Topped with toasted pine nuts, and roasted with fresh thyme leaves, olive oil, garlic and more, this simple, effortless, and delicious, vegan roasted eggplant mushroom salad makes the perfect side dish or starter salad for any occasion!
When I’m simply not in the mood to spend time in the kitchen, I’ll usually find myself whipping up a bowl of vegan eggplant mushroom salad along with another salad of my choice.
So, preheat your oven, chop those vegetables, drizzle with pure date syrup and olive oil, and pop your tray into the oven to roast.
What You'll Need
- 8 Mushrooms (a mix of portobello and champion (160 gr))
- 1 Eggplant (Aubergine (390 gr))
- 6 Cherry Tomatoes (180 gr)
- 1 Red Onion
- 3 Garlic Cloves (12 gr)
- 3 Fresh Thyme Sprigs
- 2 Tablespoons 20 gr of Olive Oil
- 2 Tablespoons 30 gr of Pure Date Syrup
- Sea Salt and Black Pepper to taste
- Optional Sprinkle of toasted pine nuts
- Wash cherry tomatoes, place on baking tray lined with baking paper.
- Slice eggplant, aubergine, in half, then in half again and roughly slice.

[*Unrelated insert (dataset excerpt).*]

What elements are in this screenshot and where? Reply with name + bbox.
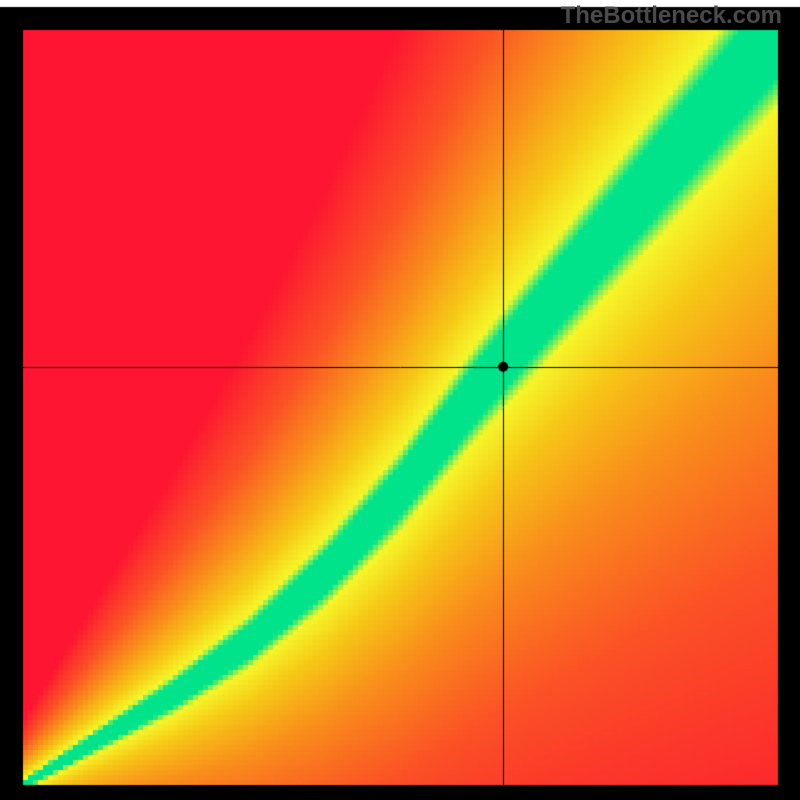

- Remove any dirt that might be on the mushrooms, then slice in half and add to the tray along with the sliced eggplant.
- Peel and cut the red onion in half, then slice into strips. Peel and finely slice the garlic cloves and add both to the tray.
- Add the thyme sprigs, olive oil, pure date syrup, and season with sea salt and black pepper to taste.
- Mix together and pop into the oven to bake until golden brown.
- Heat a saucepan until hot. Add the pine nuts and toss until lightly toasted.
- Remove from heat and add to roasted eggplants and mushroom tray.
- Garnish with fresh parsley leaves and dig in!
Every oven is different. For some these roasted veggies will be ready in under 30 minutes, whereas for others it might take longer.